Удачная для Петра и страны Азовская кампания, с одной стороны, резко подняла авторитет русской армии в мире и ее собственную самооценку, а с другой стороны, привела к этакой лихой бесшабашности — мол, с азовской викторией за спиной мы теперь и со шведом легко справимся. Лишь после поражения под Нарвой стало понятно, что задача возврата утраченных русских территорий и овладения балтийским побережьем решаться будет непросто и кроваво и что она потребует кардинальной перестройки всей государственной и военной машины страны.
Сегодня трудно представить, насколько мощной военной державой была Швеция в то время.
Еще при короле Карле XI вся внутренняя жизнь страны была перестроена на военный лад. С 1682 года армия и флот набирались по добровольной системе призыва — шведские крестьяне и горожане заключали с государством договор о найме. Доброволец (индельт) получал дом и надел земли, а армия — послушного, дисциплинированного и хладнокровного солдата, верного королю и протестантской церкви.
Вновь набранных рекрутов отлично обучали — постоянно проводились военные и флотские учения, король лично ездил по стране с инспекциями.

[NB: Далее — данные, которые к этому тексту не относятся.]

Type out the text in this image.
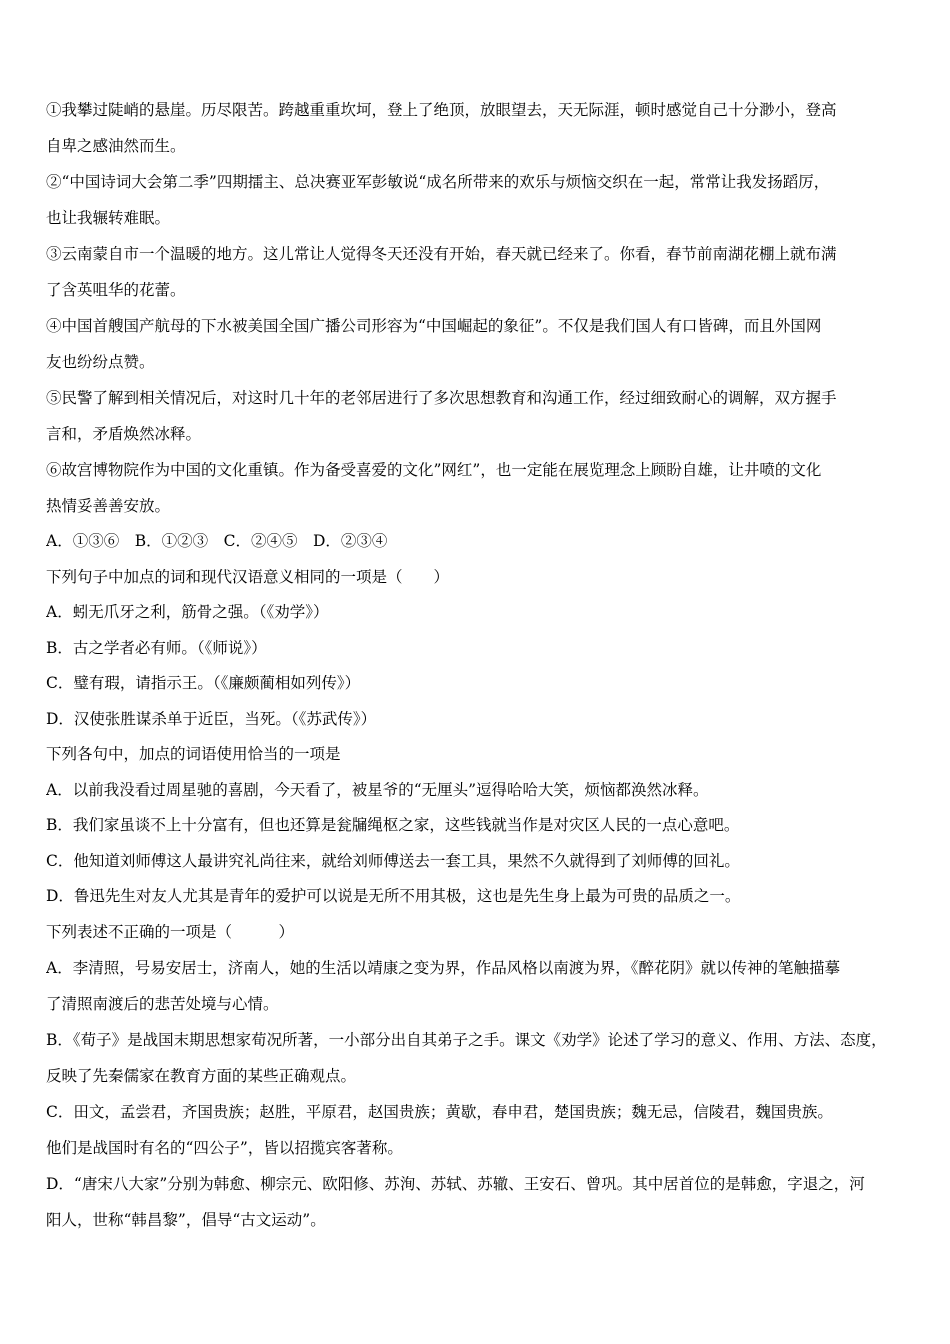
①我攀过陡峭的悬崖。历尽限苦。跨越重重坎坷，登上了绝顶，放眼望去，天无际涯，顿时感觉自己十分渺小，登高
自卑之感油然而生。
②“中国诗词大会第二季”四期擂主、总决赛亚军彭敏说“成名所带来的欢乐与烦恼交织在一起，常常让我发扬蹈厉，
也让我辗转难眠。
③云南蒙自市一个温暖的地方。这儿常让人觉得冬天还没有开始，春天就已经来了。你看，春节前南湖花棚上就布满
了含英咀华的花蕾。
④中国首艘国产航母的下水被美国全国广播公司形容为“中国崛起的象征”。不仅是我们国人有口皆碑，而且外国网
友也纷纷点赞。
⑤民警了解到相关情况后，对这时几十年的老邻居进行了多次思想教育和沟通工作，经过细致耐心的调解，双方握手
言和，矛盾焕然冰释。
⑥故宫博物院作为中国的文化重镇。作为备受喜爱的文化”网红”，也一定能在展览理念上顾盼自雄，让井喷的文化
热情妥善善安放。
A．①③⑥　B．①②③　C．②④⑤　D．②③④
下列句子中加点的词和现代汉语意义相同的一项是（　　）
A．蚓无爪牙之利，筋骨之强。（《劝学》）
B．古之学者必有师。（《师说》）
C．璧有瑕，请指示王。（《廉颇蔺相如列传》）
D．汉使张胜谋杀单于近臣，当死。（《苏武传》）
下列各句中，加点的词语使用恰当的一项是
A．以前我没看过周星驰的喜剧，今天看了，被星爷的“无厘头”逗得哈哈大笑，烦恼都涣然冰释。
B．我们家虽谈不上十分富有，但也还算是瓮牖绳枢之家，这些钱就当作是对灾区人民的一点心意吧。
C．他知道刘师傅这人最讲究礼尚往来，就给刘师傅送去一套工具，果然不久就得到了刘师傅的回礼。
D．鲁迅先生对友人尤其是青年的爱护可以说是无所不用其极，这也是先生身上最为可贵的品质之一。
下列表述不正确的一项是（　　　）
A．李清照，号易安居士，济南人，她的生活以靖康之变为界，作品风格以南渡为界，《醉花阴》就以传神的笔触描摹
了清照南渡后的悲苦处境与心情。
B．《荀子》是战国末期思想家荀况所著，一小部分出自其弟子之手。课文《劝学》论述了学习的意义、作用、方法、态度，
反映了先秦儒家在教育方面的某些正确观点。
C．田文，孟尝君，齐国贵族；赵胜，平原君，赵国贵族；黄歇，春申君，楚国贵族；魏无忌，信陵君，魏国贵族。
他们是战国时有名的“四公子”，皆以招揽宾客著称。
D．“唐宋八大家”分别为韩愈、柳宗元、欧阳修、苏洵、苏轼、苏辙、王安石、曾巩。其中居首位的是韩愈，字退之，河
阳人，世称“韩昌黎”，倡导“古文运动”。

А солдаты, спаянные, помимо прочего, землячеством, грамотно выполняли любые команды.
Шведы обогатили общепринятую в XVIII веке линейную тактику. Бой пехоты, как везде в Европе, начинался с залпов огнестрельного оружия — но у шведов лишь тогда, когда дистанция стрельбы была минимальной (около 30 метров). А для этого пехота стремительным броском сближалась с противником. И вслед за залпами в дело шло холодное оружие — шведы умело сражались 6-метровыми пиками, штыками и рапирами.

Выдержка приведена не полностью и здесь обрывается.